Dall’altra parte per i sindacati, e soprattutto per la Cgil, non si può nemmeno lontamente ipotizzare di trattare e chiudere un accordo mentre i lavoratori sono in ferie. E man mano che passano i giorni, e la proposta di Prodi ancora non si vede, a qualcuno particolarmente sospettoso è venuto in mente che nel governo ci sono protagonisti di primo piano che puntano al rinvio a dopo l’estate, mantenendo la spada dello scalone sulla testa dei sindacati. Fantasie? Probabile, però non si sa mai. A pensar male, come diceva quel famoso senatore a vita, si fa peccato ma ogni tanto ci si prende.
Di certo mentre si avvicina la fine di luglio, in casa Cgil è cresciuto l’allarme e con l’allarme ha preso corpo la «sindrome del 31 luglio» di cui nessuno, nel sindacato di Epifani, ha nostalgia. La fine di luglio del 1992, con l’accordo tra il governo Amato e le parti sociali, rappresentò un passaggio drammatico per la Cgil, con la firma di un storico documento che sanciva la definitiva cancellazione di ogni indicizzazione dei salari e bloccava la contrattazione, che portò alle dimissioni (successivamente rientrate, non senza traumi però) dell’allora segretario generale Bruno Trentin. Per questo Epifani, che è davvero moderato e dotato di buon senso, starà al tavolo fino all’ultimo minuto utile, ma non oltre la fine di questa settimana. Perchè proprio non si può. Se c’è l’accordo bene, i sindacati allora chiameranno alla consultazione tutti i lavoratori e poi le nuove pensioni andranno in Finanziaria. Se non si fa l’accordo nei prossimi giorni, invece, ci si rivede in autunno con uno sciopero generale.

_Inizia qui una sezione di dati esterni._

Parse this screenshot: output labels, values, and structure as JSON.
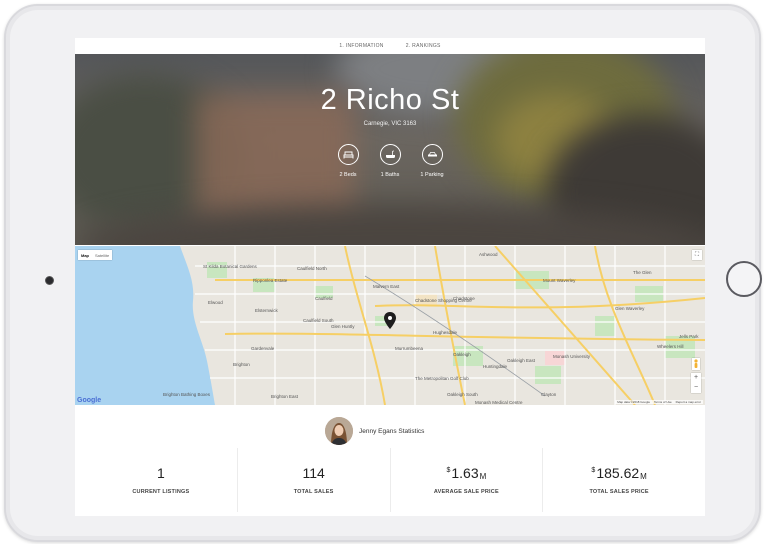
{
  "nav": {
    "items": [
      {
        "label": "1. INFORMATION"
      },
      {
        "label": "2. RANKINGS"
      }
    ]
  },
  "hero": {
    "title": "2 Richo St",
    "subtitle": "Carnegie, VIC 3163",
    "features": [
      {
        "icon": "bed-icon",
        "label": "2 Beds"
      },
      {
        "icon": "bath-icon",
        "label": "1 Baths"
      },
      {
        "icon": "car-icon",
        "label": "1 Parking"
      }
    ]
  },
  "map": {
    "type_map": "Map",
    "type_satellite": "Satellite",
    "google": "Google",
    "attribution": "Map data ©2018 Google",
    "terms": "Terms of Use",
    "report": "Report a map error",
    "labels": [
      "St Kilda Botanical Gardens",
      "Ripponlea Estate",
      "Caulfield North",
      "Elsternwick",
      "Elwood",
      "Malvern East",
      "Ashwood",
      "Mount Waverley",
      "The Glen",
      "Chadstone Shopping Centre",
      "Chadstone",
      "Caulfield South",
      "Glen Huntly",
      "Hughesdale",
      "Glen Waverley",
      "Gardenvale",
      "Murrumbeena",
      "Oakleigh",
      "Huntingdale",
      "Oakleigh East",
      "Monash University",
      "Brighton",
      "The Metropolitan Golf Club",
      "Brighton East",
      "Oakleigh South",
      "Clayton",
      "Wheelers Hill",
      "Jells Park",
      "Brighton Bathing Boxes",
      "Monash Medical Centre",
      "Caulfield"
    ]
  },
  "agent": {
    "name": "Jenny Egans Statistics"
  },
  "stats": [
    {
      "value": "1",
      "prefix": "",
      "suffix": "",
      "label": "CURRENT LISTINGS"
    },
    {
      "value": "114",
      "prefix": "",
      "suffix": "",
      "label": "TOTAL SALES"
    },
    {
      "value": "1.63",
      "prefix": "$",
      "suffix": "M",
      "label": "AVERAGE SALE PRICE"
    },
    {
      "value": "185.62",
      "prefix": "$",
      "suffix": "M",
      "label": "TOTAL SALES PRICE"
    }
  ]
}
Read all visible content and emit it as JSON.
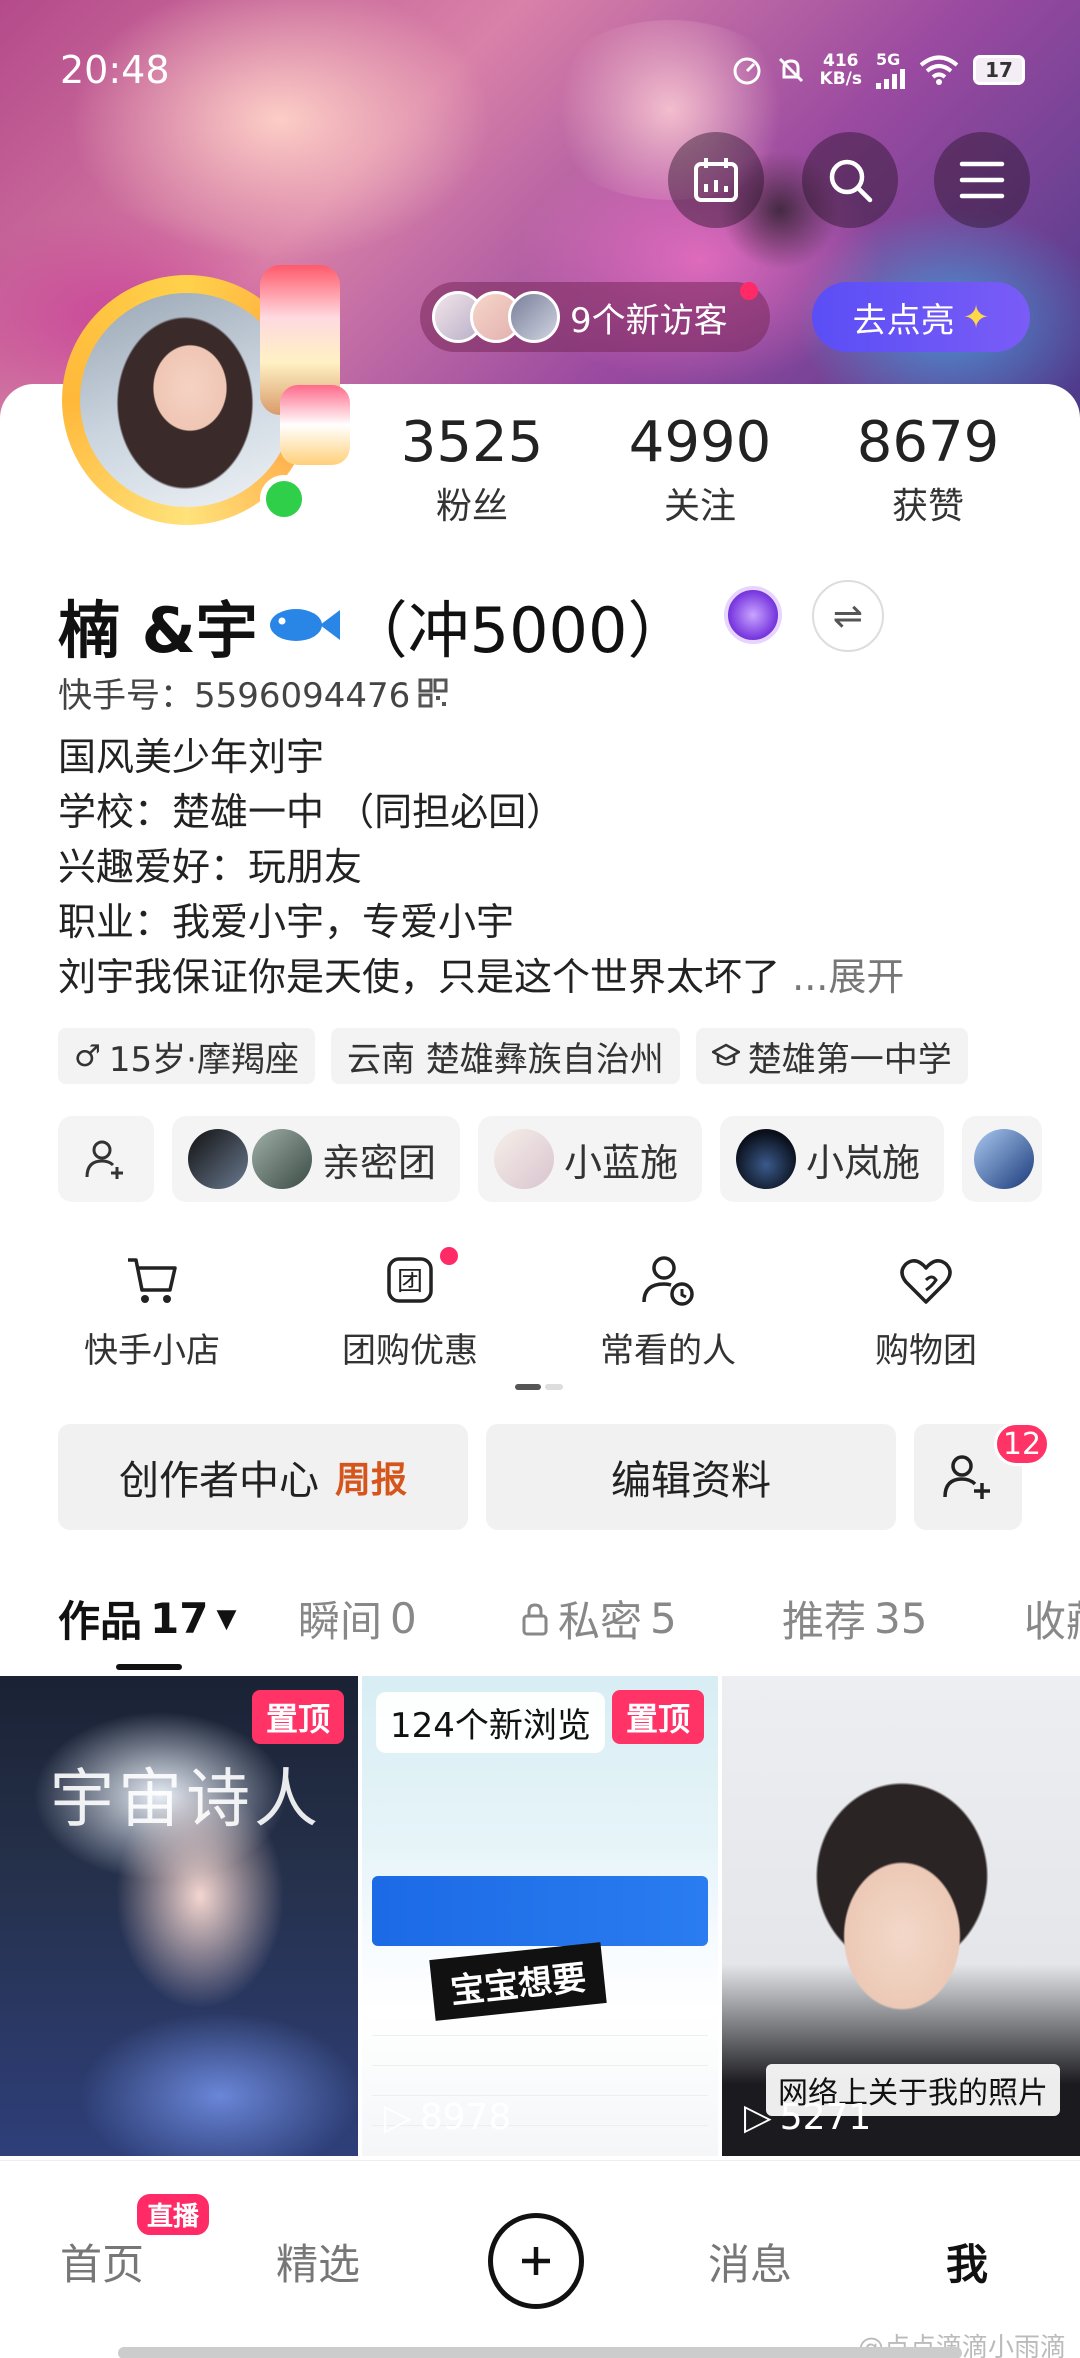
{
  "status_bar": {
    "time": "20:48",
    "speed_value": "416",
    "speed_unit": "KB/s",
    "network": "5G",
    "battery": "17"
  },
  "profile": {
    "visitors_text": "9个新访客",
    "light_button": "去点亮",
    "stats": [
      {
        "value": "3525",
        "label": "粉丝"
      },
      {
        "value": "4990",
        "label": "关注"
      },
      {
        "value": "8679",
        "label": "获赞"
      }
    ],
    "name": "楠 &宇",
    "name_suffix": "（冲5000）",
    "kuaishou_id": "快手号：5596094476",
    "bio": [
      "国风美少年刘宇",
      "学校：楚雄一中 （同担必回）",
      "兴趣爱好：玩朋友",
      "职业：我爱小宇，专爱小宇",
      "刘宇我保证你是天使，只是这个世界太坏了"
    ],
    "bio_more": "...展开",
    "tags": [
      {
        "icon": "male-icon",
        "text": "15岁·摩羯座"
      },
      {
        "icon": "",
        "text": "云南 楚雄彝族自治州"
      },
      {
        "icon": "school-icon",
        "text": "楚雄第一中学"
      }
    ],
    "groups": [
      {
        "name": "亲密团"
      },
      {
        "name": "小蓝施"
      },
      {
        "name": "小岚施"
      }
    ]
  },
  "shortcuts": [
    {
      "icon": "cart-icon",
      "label": "快手小店"
    },
    {
      "icon": "group-buy-icon",
      "label": "团购优惠"
    },
    {
      "icon": "frequent-person-icon",
      "label": "常看的人"
    },
    {
      "icon": "heart-bag-icon",
      "label": "购物团"
    }
  ],
  "actions": {
    "creator_center": "创作者中心",
    "weekly": "周报",
    "edit_profile": "编辑资料",
    "friend_badge": "12"
  },
  "tabs": [
    {
      "label": "作品",
      "count": "17"
    },
    {
      "label": "瞬间",
      "count": "0"
    },
    {
      "label": "私密",
      "count": "5"
    },
    {
      "label": "推荐",
      "count": "35"
    },
    {
      "label": "收藏",
      "count": ""
    }
  ],
  "works": [
    {
      "title_text": "宇宙诗人",
      "pinned": "置顶",
      "plays": ""
    },
    {
      "new_browse": "124个新浏览",
      "pinned": "置顶",
      "overlay": "宝宝想要",
      "plays": "8978"
    },
    {
      "caption": "网络上关于我的照片",
      "plays": "5271"
    }
  ],
  "bottom_nav": {
    "home": "首页",
    "live": "直播",
    "featured": "精选",
    "messages": "消息",
    "me": "我"
  },
  "watermark": "@点点滴滴小雨滴",
  "colors": {
    "accent_red": "#ff2a66",
    "light_btn": "#5a4ef5",
    "weekly_orange": "#d5551c",
    "online_green": "#2fcf4a"
  }
}
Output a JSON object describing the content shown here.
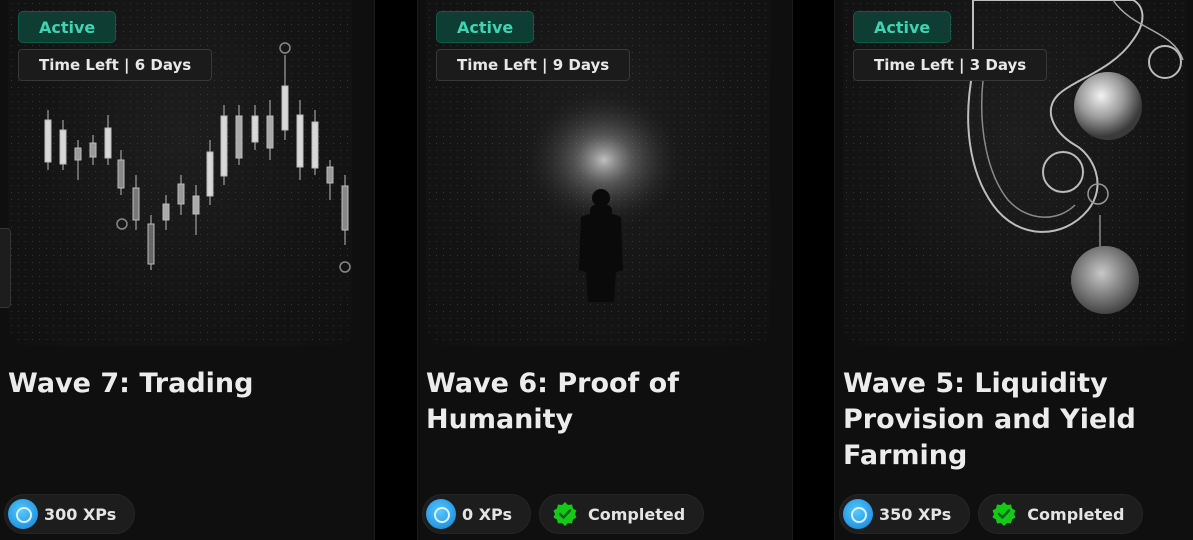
{
  "colors": {
    "accent_green": "#3ed4b0",
    "active_bg": "#0d3d33",
    "completed_green": "#17c917",
    "xp_blue": "#2b9ee8",
    "card_bg": "#0f0f0f"
  },
  "cards": [
    {
      "status_label": "Active",
      "time_left": "Time Left | 6 Days",
      "title": "Wave 7: Trading",
      "xp_label": "300 XPs",
      "image_icon": "candlestick-chart-art"
    },
    {
      "status_label": "Active",
      "time_left": "Time Left | 9 Days",
      "title": "Wave 6: Proof of Humanity",
      "xp_label": "0 XPs",
      "completed_label": "Completed",
      "image_icon": "silhouette-figure-art"
    },
    {
      "status_label": "Active",
      "time_left": "Time Left | 3 Days",
      "title": "Wave 5: Liquidity Provision and Yield Farming",
      "xp_label": "350 XPs",
      "completed_label": "Completed",
      "image_icon": "liquid-bubbles-art"
    }
  ]
}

Quello che sorprende, in casa Cgil ma anche nelle altre confederazioni, è la drammatizzazione che sui giornali e nel governo alcuni fanno della situazione previdenziale e dei conti pubblici. Ma non siamo nel 1992. Pur con tutti gli sforzi d’immaginazione, oggi nessuno al governo, all’opposizione e nemmeno sulla grande stampa d’informazione può paragonare l’emergenza di quindici anni fa, quando per noi si parlava di «sindrome messicana» e il dottor Sottile ci deliziò con una manovra da 90mila miliardi accompagnata dalla svalutazione della gloriosa lira per conquistare Maastricht, con l’Italia del 2007. Oggi i conti sono in ordine, il deficit-pil è sotto il 3%, c’è la ripresina e pure un extra gettito da distribuire.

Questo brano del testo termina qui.